Kazakhstan has also put pressure on investors over the pace of local hiring and contracting. Some companies have responded by accelerating their hiring programs. But while most have preferred to mount their resistance to pressure through private channels and business organizations, last week's Kazakhstan International Oil and Gas Exhibition, or KIOGE, seemed to suggest a more coordinated and public stand.

Speaking at the conference, James Taylor, head of U.S.-based ExxonMobil's unit in Kazakhstan, said, "In order to justify large-scale investment, the industry needs the assurance of a stable and predictable investment climate," Reuters reported. Taylor added "that means no arbitrary enforcement of rules and regulations, transparent and stable fiscal arrangements...and, above all, sanctity of contracts."

Reuters also quoted Mike Naylor, vice president of Royal Dutch/Shell's Kazakhstan affiliate, as saying that "Kazakhstan could supply between 2 and 4 percent of global oil consumption in future, but it will largely depend on its investment climate, which is reflected in contract terms."

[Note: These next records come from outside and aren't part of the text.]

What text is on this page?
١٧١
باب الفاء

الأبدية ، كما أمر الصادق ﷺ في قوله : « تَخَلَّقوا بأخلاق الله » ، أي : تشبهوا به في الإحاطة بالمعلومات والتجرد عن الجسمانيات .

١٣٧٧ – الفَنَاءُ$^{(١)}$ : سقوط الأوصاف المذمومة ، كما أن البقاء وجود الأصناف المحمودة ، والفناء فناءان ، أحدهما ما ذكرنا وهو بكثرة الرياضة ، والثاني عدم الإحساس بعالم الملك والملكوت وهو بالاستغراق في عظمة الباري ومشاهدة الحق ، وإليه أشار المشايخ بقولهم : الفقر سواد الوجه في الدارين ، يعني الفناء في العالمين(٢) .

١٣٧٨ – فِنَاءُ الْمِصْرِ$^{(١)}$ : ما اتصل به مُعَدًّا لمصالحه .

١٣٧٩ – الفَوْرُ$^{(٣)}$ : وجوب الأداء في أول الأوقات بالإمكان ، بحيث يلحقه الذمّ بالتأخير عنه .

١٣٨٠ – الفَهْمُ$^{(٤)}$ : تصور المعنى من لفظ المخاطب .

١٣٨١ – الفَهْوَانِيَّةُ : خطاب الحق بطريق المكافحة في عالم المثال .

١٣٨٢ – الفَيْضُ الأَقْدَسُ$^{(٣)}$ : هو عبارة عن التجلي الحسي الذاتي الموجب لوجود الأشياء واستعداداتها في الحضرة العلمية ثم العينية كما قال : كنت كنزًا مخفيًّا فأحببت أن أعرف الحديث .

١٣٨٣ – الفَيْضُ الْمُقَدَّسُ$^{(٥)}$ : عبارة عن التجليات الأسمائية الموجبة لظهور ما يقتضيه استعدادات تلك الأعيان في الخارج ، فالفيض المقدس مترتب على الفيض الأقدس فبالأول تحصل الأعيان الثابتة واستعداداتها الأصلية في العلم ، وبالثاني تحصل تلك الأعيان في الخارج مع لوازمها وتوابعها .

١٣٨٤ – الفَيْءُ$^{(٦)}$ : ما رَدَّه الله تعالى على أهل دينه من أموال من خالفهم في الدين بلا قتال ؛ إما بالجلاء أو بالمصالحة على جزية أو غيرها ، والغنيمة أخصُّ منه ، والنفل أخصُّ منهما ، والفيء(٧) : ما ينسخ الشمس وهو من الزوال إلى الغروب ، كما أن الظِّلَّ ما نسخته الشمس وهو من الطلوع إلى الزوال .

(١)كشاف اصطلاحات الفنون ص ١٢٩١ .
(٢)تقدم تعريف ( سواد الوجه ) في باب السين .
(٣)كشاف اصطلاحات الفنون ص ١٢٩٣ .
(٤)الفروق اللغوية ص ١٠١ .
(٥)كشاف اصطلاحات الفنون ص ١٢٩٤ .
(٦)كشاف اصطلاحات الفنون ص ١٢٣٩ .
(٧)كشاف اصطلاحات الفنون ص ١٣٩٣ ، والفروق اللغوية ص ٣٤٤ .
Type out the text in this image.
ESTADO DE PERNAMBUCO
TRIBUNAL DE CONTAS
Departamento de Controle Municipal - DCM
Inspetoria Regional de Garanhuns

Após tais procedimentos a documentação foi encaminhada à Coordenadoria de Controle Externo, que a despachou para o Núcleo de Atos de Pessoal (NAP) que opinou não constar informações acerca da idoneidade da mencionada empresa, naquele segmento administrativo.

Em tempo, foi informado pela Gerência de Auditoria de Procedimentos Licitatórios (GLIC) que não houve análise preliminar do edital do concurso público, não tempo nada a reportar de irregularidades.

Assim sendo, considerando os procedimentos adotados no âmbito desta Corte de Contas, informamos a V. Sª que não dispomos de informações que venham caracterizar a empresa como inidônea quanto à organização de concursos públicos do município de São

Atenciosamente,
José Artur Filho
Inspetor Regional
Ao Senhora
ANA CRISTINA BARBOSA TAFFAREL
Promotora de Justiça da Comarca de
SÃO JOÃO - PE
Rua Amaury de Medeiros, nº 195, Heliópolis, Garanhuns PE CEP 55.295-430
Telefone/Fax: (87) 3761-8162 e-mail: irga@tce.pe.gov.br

Steven Mann, the U.S. adviser on the Caspian Sea, added a warning about the new law, saying that "there are certain practices and proposals which threaten to take Kazakhstan in the wrong direction," AP reported.

Mann said, "There is hot competition for investment dollars everywhere, especially in the depressed economic environment." He added, "Reconsideration of contracts is a clear disincentive to investment." Mann also voiced concern about efforts to force companies into more rapid hiring of local contractors.

Despite government pressure, Kazakhstan has been successful in drawing a large share of the foreign investment in the Commonwealth of Independent States to its energy sector. ExxonMobil's Taylor said direct foreign investment in the country had reached $13 billion, citing U.S. Department of Energy figures, while some estimates put the figure as high as $20 billion.

Top attractions have been the giant Tengiz and Kashagan oil fields. In July, the Department of Energy said that estimates of Kazakhstan's proven oil reserves range from 5.6 billion to 17.6 billion barrels of oil. Last year, the country produced nearly 40 million tons of crude oil and condensate, equal to 870,000 barrels per day. Kazakhstan's energy output jumped by 15 percent in the first eight months of this year, according to the country's State Statistics Agency.

But despite all the investment that has already taken place, Kazakhstan may need even more. In May, Richard Matzke, a former ChevronTexaco vice president, said that $6 billion should be invested in the oil-and-gas sector annually. Kazakh Prime Minister Imanghaliy Tasmagambetov put the figure even higher, saying that total investment needs would reach $200 billion, Interfax reported.

The comments at the KIOGE conference seem to make clear that the oil companies now see the government's measures as enough of a risk to raise the prospect of channeling their future investments elsewhere. The new law was supposed to take effect at the start of this year but has been held up repeatedly by redrafts and negotiations. The draft law would allow recourse to international arbitration courts "as agreed by the parties," raising doubts about whether the government would agree.

Kazakh officials have contributed to the worries with statements that seem as ambiguous as the new law. In July, Foreign Minister Qasymzhomart Toqaev was asked by the Internet website eurasianet.org about the legislation, as well as the repeated visits that local tax authorities and health inspectors have made to foreign companies.

Toqaev said the government is committed to its contracts. But he also said: "At the same time, there are unfortunately some government agencies that undertake the kinds of actions you mentioned. My recommendation is that foreign companies respect the laws of Kazakhstan and carry on activities consistent with the laws. If there is a problem, then they need to find [a] proper mechanism for consultations and negotiations."

What Toqaev did not say is that the government would continue to regard international arbitration bodies as a "proper mechanism." Foreign companies now seem to see no alternative to a public dispute over the law itself.